A man is moving in circles and staring at me. He is with a child. His eyes carry quite the weight, but I do not wish to engage with him, so I bear it. I am not expecting anyone! why should I tolerate his gawping? I look up. His face is familiar; I cannot recall immediately. We look at each other. I remember: he is a man I played at a chess tournament last summer — he beat me, but most gentlemanly and friendly with it. I greet him and he says hello, smiling. He probably believes that I am a loner, someone who just hangs around town without company, a pervert with nothing better to do, somebody on the fringes. I would tell him I am not, but it is too late; I am sure he is hurriedly ushering his child away.

I would like to meet someone. Is that so much to ask? I would like to meet someone left-handed, so that we could hold hands all of the time and still be perfectly capable of performing everyday tasks using our dominant hand. That is the dream, but I suppose it will not happen; they want all want children. Who cares which hand they use if they want children.
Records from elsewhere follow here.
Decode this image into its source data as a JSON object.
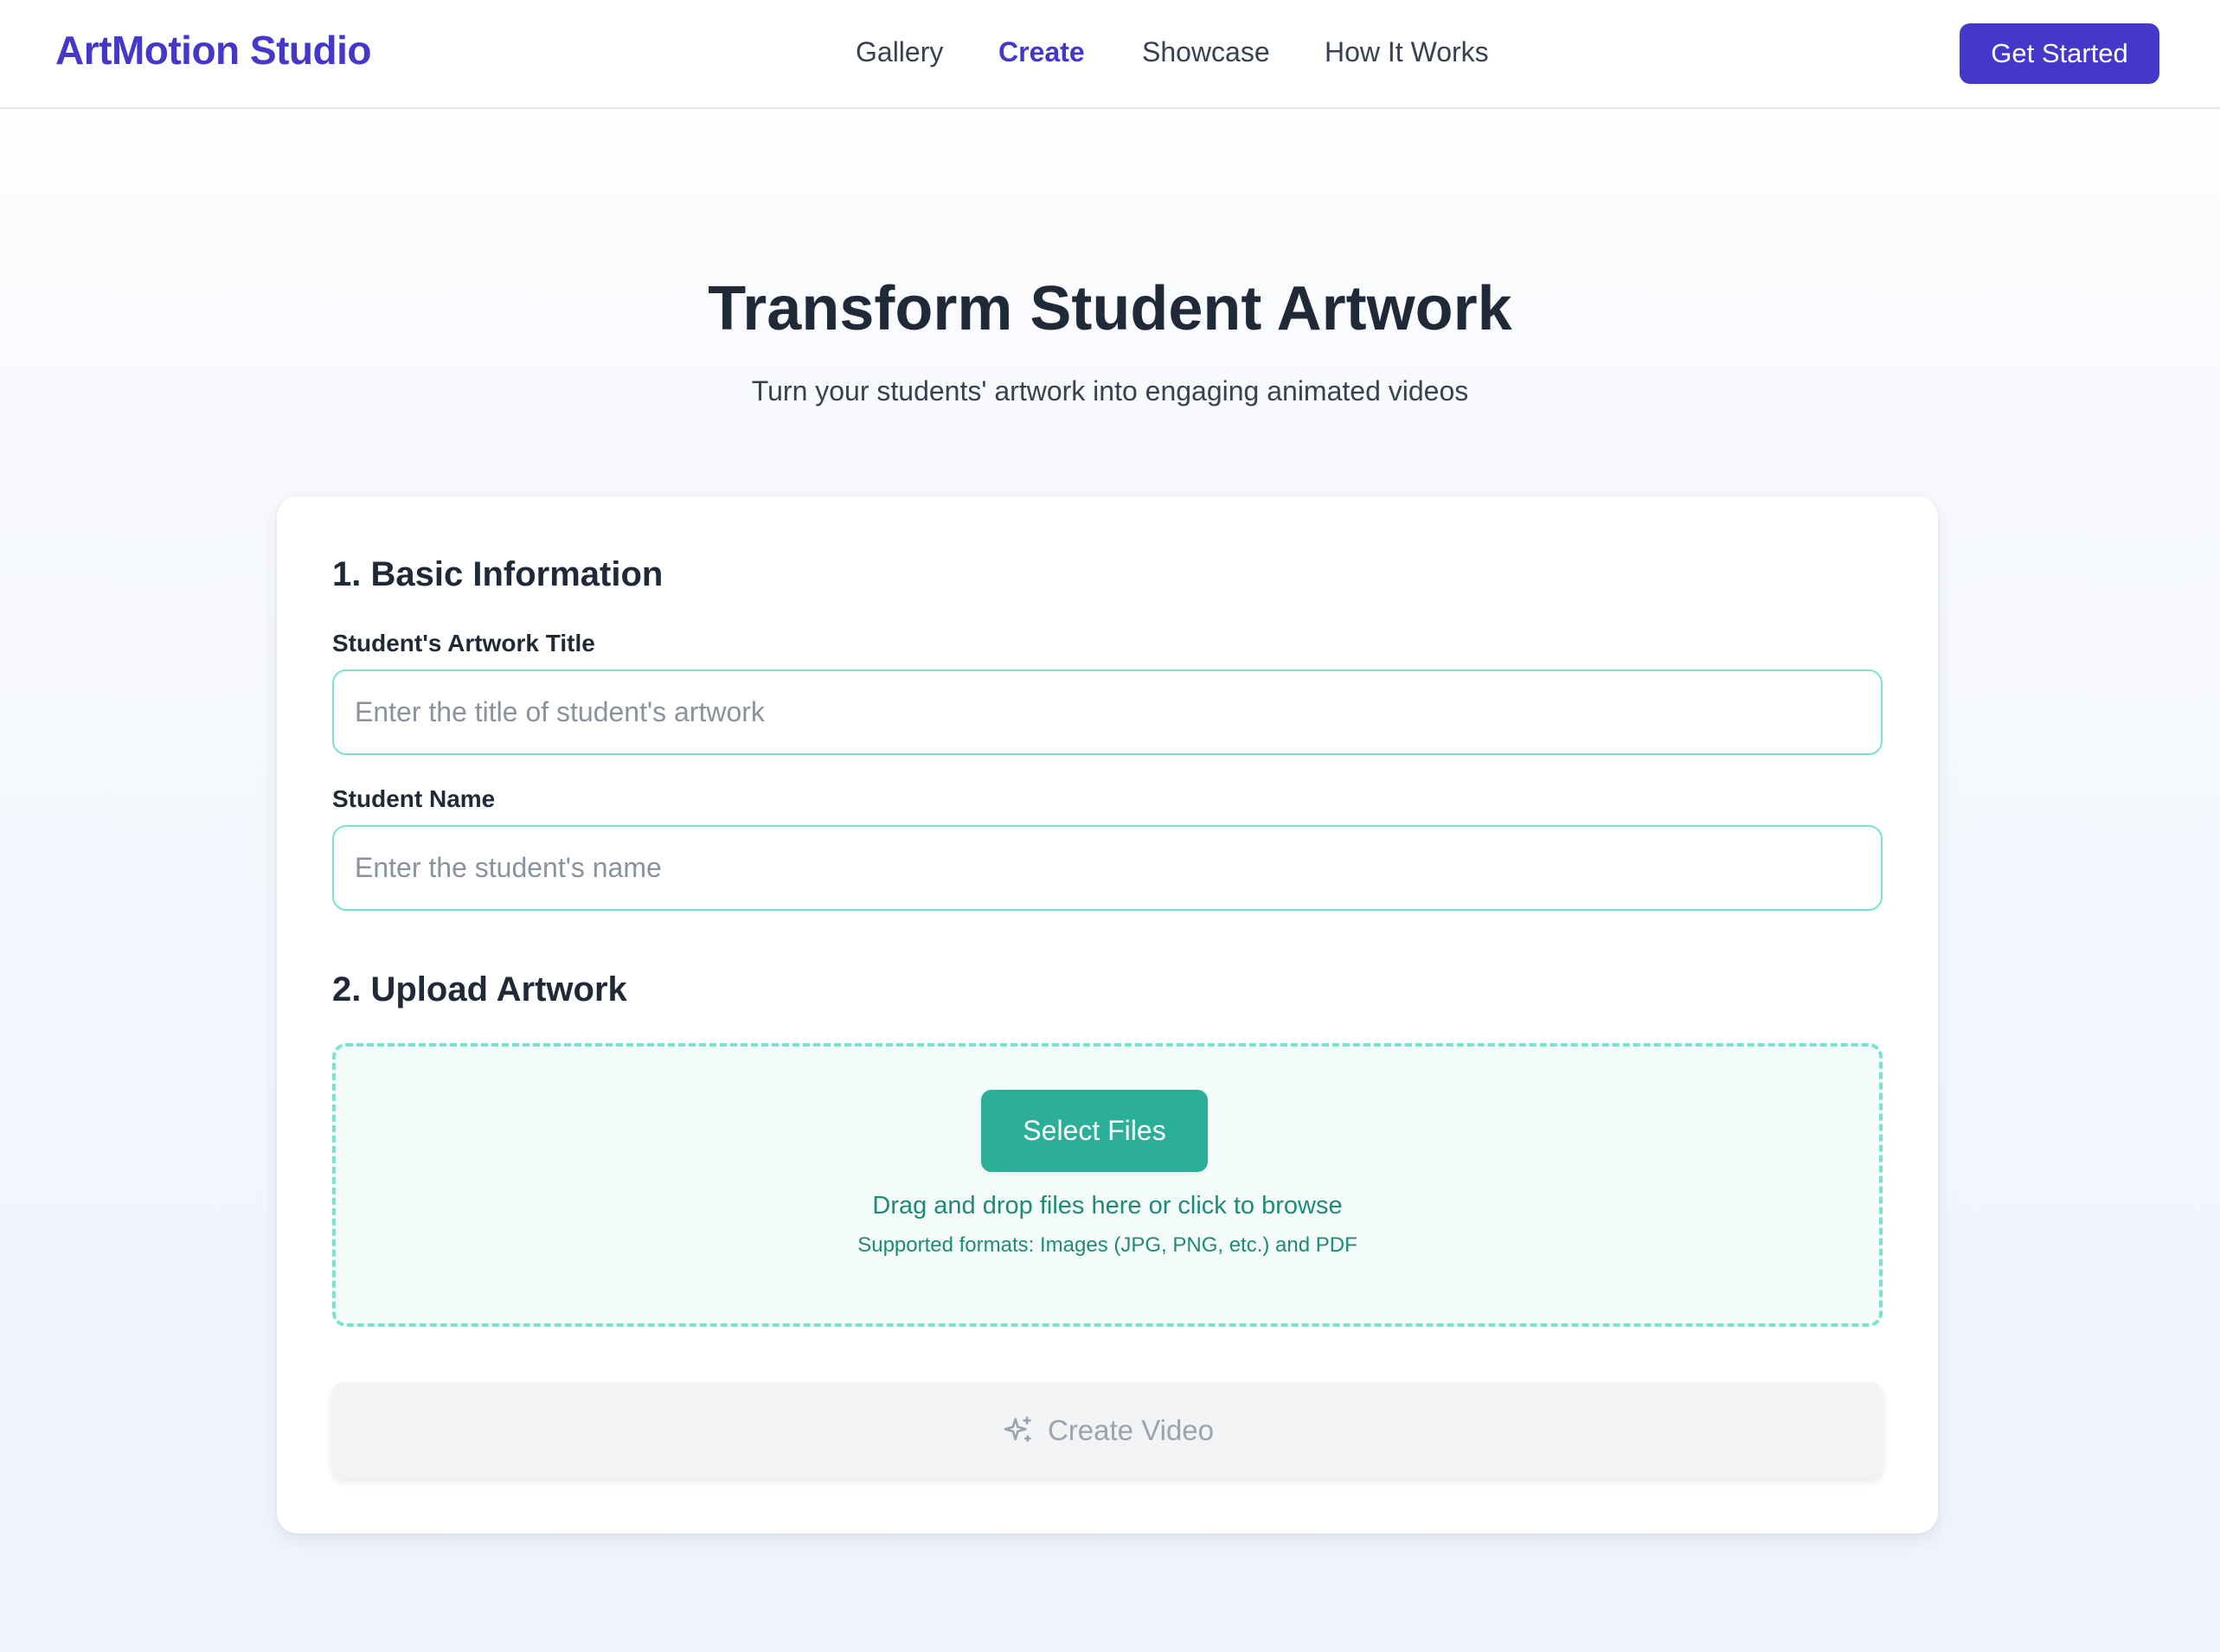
{
  "brand": "ArtMotion Studio",
  "nav": {
    "items": [
      {
        "label": "Gallery",
        "active": false
      },
      {
        "label": "Create",
        "active": true
      },
      {
        "label": "Showcase",
        "active": false
      },
      {
        "label": "How It Works",
        "active": false
      }
    ],
    "cta_label": "Get Started"
  },
  "hero": {
    "title": "Transform Student Artwork",
    "subtitle": "Turn your students' artwork into engaging animated videos"
  },
  "form": {
    "basic_info": {
      "title": "1. Basic Information",
      "artwork_title_label": "Student's Artwork Title",
      "artwork_title_placeholder": "Enter the title of student's artwork",
      "artwork_title_value": "",
      "student_name_label": "Student Name",
      "student_name_placeholder": "Enter the student's name",
      "student_name_value": ""
    },
    "upload": {
      "title": "2. Upload Artwork",
      "select_label": "Select Files",
      "hint": "Drag and drop files here or click to browse",
      "formats": "Supported formats: Images (JPG, PNG, etc.) and PDF"
    },
    "submit": {
      "label": "Create Video",
      "icon": "sparkles-icon",
      "disabled": true
    }
  },
  "colors": {
    "primary": "#4338ca",
    "teal": "#2baf98",
    "input_border": "#7ae3cf",
    "disabled_bg": "#f2f3f5"
  }
}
I cannot think of anything worse than having a child. There is a lady coming out of the supermarket, counting her change; I take hold of her shoulder—‘I would rather have an sexually-transmitted disease than a child.’ She gasps and tells me she will have to start counting again.

The cat greets me at our front door and follows me around the flat as I talk to her and pet her and imagine what she is saying back to me. The clock on the oven is still an hour fast but I will not change it; spring will be here soon. It is all time that passes; I have nothing to do; I hold it in my hands, but the time drifts away and I do not think that I miss it.